Once you learn to read you will be forever free - Frederick Douglass

Sunday, December 5, 2010

Book Lovers! Beware Government Suppression

Daniel Ellsberg
 If you're an Obsessive Reader, I hope you'll join me in supporting Daniel Ellsberg's call this week for a boycott against Amazon.com because of the way Amazon caved in to the demands of conservative members of Congress after the site allowed Wikileaks to use its server.  I know, I know, how convenient it is for you to use Amazon, but think about it.  It's bad enough when the government pressures online publishers, but when an outfit such as Amazon, still essentially a book seller, folds, Ellsberg is right to decry it, as he did on his website December 3, in An Open Letter to Amazon.com. 
I’m disgusted by Amazon’s cowardice and servility in abruptly terminating today its hosting of the Wikileaks website, in the face of threats from Senator Joe Lieberman and other Congressional right-wingers. I want no further association with any company that encourages legislative and executive officials to aspire to China’s control of information and deterrence of whistle-blowing.
To refresh your memory, Ellsberg, a Marine Corps veteran, Harvard scholar, consultant to the Defense Department and Rand Corporation analyst, along with Rand co-worker Anthony Russo, released " the top secret McNamara study of U.S. Decision-making in Vietnam, 1945 - 68" later known as the Pentagon Papers.  He and Russo managed to photocopy the 7,000 page study and deliver it surreptitiously to the Senate Foreign Relations Committee, the New York Times, Washington Post and 17 other newspapers.  Those papers published key elements of the study in 1971 and Ellsberg and Rousseau were tried on twelve felony counts, facing a possible 115 year federal prison sentence.  The trial was dismissed when government misconduct against Ellsberg was revealed, and became part of the impeachment proceedings against President Richard Nixon.


Ellsberg and Tony Russo during Pentagon Papers trial
Actually, I don't use Amazon.com to buy books - never did - because I support independent booksellers as often as I can.  When I order a book online it's usually because it is out-of-print or extremely difficult to find.  And, in those cases, I use abebooks.com or alibris.com.  Ironically, Amazon bought abebooks.com about two years ago, but abebooks is still an association of independent booksellers, and your order will be directly placed with the bookseller whose volumes you choose to purchase.  While the independent book sellers gain from Amazon's wider distribution, unfortunately, purchases with them will help line the pockets of Amazon.
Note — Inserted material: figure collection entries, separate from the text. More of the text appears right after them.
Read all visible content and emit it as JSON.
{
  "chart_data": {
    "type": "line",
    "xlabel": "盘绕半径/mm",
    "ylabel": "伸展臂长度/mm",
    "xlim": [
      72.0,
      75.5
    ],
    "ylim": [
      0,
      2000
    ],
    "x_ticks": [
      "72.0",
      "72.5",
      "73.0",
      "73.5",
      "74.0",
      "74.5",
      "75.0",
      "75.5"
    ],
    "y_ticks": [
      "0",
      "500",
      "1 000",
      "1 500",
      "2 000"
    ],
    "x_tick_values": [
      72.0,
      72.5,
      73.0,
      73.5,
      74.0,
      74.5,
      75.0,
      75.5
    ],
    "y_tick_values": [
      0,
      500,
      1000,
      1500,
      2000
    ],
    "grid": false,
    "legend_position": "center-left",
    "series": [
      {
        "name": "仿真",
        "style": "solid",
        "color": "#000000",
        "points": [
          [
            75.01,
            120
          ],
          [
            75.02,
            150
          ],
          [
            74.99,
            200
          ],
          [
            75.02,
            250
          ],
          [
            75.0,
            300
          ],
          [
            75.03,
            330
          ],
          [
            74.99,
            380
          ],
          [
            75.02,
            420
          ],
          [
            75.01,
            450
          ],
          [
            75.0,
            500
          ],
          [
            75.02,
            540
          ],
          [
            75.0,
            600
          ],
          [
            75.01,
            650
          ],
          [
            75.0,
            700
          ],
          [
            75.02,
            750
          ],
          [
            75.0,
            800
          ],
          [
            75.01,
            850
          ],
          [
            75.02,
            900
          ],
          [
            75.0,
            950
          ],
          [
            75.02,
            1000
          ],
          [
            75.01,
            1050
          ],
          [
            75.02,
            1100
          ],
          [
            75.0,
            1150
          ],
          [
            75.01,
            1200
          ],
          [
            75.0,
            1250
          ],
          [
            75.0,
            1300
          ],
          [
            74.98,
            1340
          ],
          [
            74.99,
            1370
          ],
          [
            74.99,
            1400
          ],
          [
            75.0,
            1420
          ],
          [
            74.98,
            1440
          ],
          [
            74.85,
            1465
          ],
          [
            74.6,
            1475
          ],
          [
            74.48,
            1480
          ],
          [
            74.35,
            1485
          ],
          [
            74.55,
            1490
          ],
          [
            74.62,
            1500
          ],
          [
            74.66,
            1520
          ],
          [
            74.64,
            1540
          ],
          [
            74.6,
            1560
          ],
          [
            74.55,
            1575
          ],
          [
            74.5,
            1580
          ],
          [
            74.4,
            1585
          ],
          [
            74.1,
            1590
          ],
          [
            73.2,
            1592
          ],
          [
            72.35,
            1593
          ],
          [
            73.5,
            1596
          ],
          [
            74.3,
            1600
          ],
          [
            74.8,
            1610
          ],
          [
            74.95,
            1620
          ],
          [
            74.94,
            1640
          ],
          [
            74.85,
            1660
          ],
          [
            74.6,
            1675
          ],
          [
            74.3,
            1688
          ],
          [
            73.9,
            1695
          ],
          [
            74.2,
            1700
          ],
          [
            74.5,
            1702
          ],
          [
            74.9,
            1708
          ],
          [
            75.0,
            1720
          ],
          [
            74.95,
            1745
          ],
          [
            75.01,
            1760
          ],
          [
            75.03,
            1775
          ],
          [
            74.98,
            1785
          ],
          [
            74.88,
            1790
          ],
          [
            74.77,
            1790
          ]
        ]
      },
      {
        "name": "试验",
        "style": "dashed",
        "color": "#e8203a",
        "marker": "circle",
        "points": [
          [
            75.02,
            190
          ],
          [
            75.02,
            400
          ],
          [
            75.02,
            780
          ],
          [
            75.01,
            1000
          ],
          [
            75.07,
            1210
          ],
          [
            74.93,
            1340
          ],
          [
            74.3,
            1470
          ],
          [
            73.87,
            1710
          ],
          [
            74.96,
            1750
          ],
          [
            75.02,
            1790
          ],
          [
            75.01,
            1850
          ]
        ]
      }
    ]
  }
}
Alibris.com is privately and independently owned. 


Now that, as Salon.com writer, Glenn Greenwald, put it, Amazon.com is allowing the U.S. government to dictate what you can read on the Internet, does that mean we have forgotten the lessons of the U.S. in Vietnam, or the USSR in Afghanistan - when the U.S. armed the Taliban against the Soviet military?  Who would have thought that as a culture we would be back again at the point where an act of whistle-blowing in the conduct of an erroneous war is deemed treason.  
Alexander Liakhovskii Archive, New York Times,  March 12, 2009
Soviet helicopters in Afghanistan after an attack on a camel caravan

The threats coming from the right-wing and government officials over the Wikileaks scandal resemble Newspeak in George Orwell's 1984 in which ''All words grouping themselves round the concepts of liberty and equality were contained in the single word crimethink."